KSAH-FM

Pearsall, Texas; United States;
- Broadcast area: San Antonio metropolitan area
- Frequency: 104.1 MHz
- Branding: Norteño 104.1 y 720AM

Programming
- Language: Spanish
- Format: Classic regional Mexican and norteño music

Ownership
- Owner: Connoisseur Media; (Alpha Media Licensee, LLC);
- Sister stations: KJXK; KLEY-FM; KSAH; KTFM; KTSA; KZDC;

History
- First air date: 2002
- Former call signs: KMMG (1998–2002); KMFR (2002–2004); KRIO-FM (2004–2011);

Technical information
- Licensing authority: FCC
- Facility ID: 83596
- Class: C1
- ERP: 100,000 watts
- HAAT: 299 meters (981 ft)
- Transmitter coordinates: 28°43′16.9″N 98°45′44.1″W﻿ / ﻿28.721361°N 98.762250°W
- Repeaters: 720 KSAH (Universal City); 104.1 KSAH-FM1 (Charlotte);

Links
- Public license information: Public file; LMS;
- Webcast: Listen live
- Website: www.nortenosa.com

= KSAH-FM =

Radio station in Pearsall, Texas

KSAH-FM (104.1 MHz) is a commercial radio station, licensed to Pearsall, Texas, and serving the San Antonio metropolitan area. KSAH-FM and sister station KSAH (720 AM) simulcast a classic regional Mexican radio format, specializing in norteño music. The station is owned by Connoisseur Media with the license held by Alpha Media Licensee, LLC. The studios and offices are located on Eisenhauer Road in Northeast San Antonio.
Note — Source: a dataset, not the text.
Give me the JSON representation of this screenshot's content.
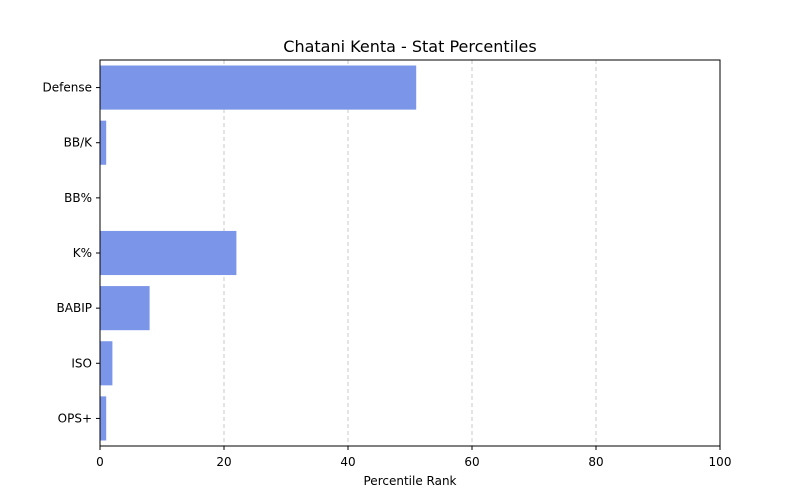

KSAH-FM has an effective radiated power (ERP) of 100,000 watts, the current maximum for FM stations. The transmitter is off Texas State Highway 97 in Hindes, Texas, about 40 miles south of San Antonio. Programming is also heard on 20,000 watt booster station KSAH-FM1 in Charlotte, Texas. Like KSAH-FM, it broadcasts on 104.1 MHz.

==History==
The station was assigned the call sign KKMG on September 17, 2001. On September 11, 2002, shortly after signing on, the call letters switched to KMFR; on April 12, 2004, it became KRIO-FM.

Beginning in 2010, KRIO-FM began simulcasting with KSAH (720 AM). On February 10, 2011, the station changed its call sign to the current KSAH-FM. Beginning in 2012 and continuing for six years, the simulcast was discontinued when KSAH AM switched to a Spanish-language sports radio format, using ESPN Deportes Radio. When that network was discontinued in 2018, the two stations resumed their simulcast.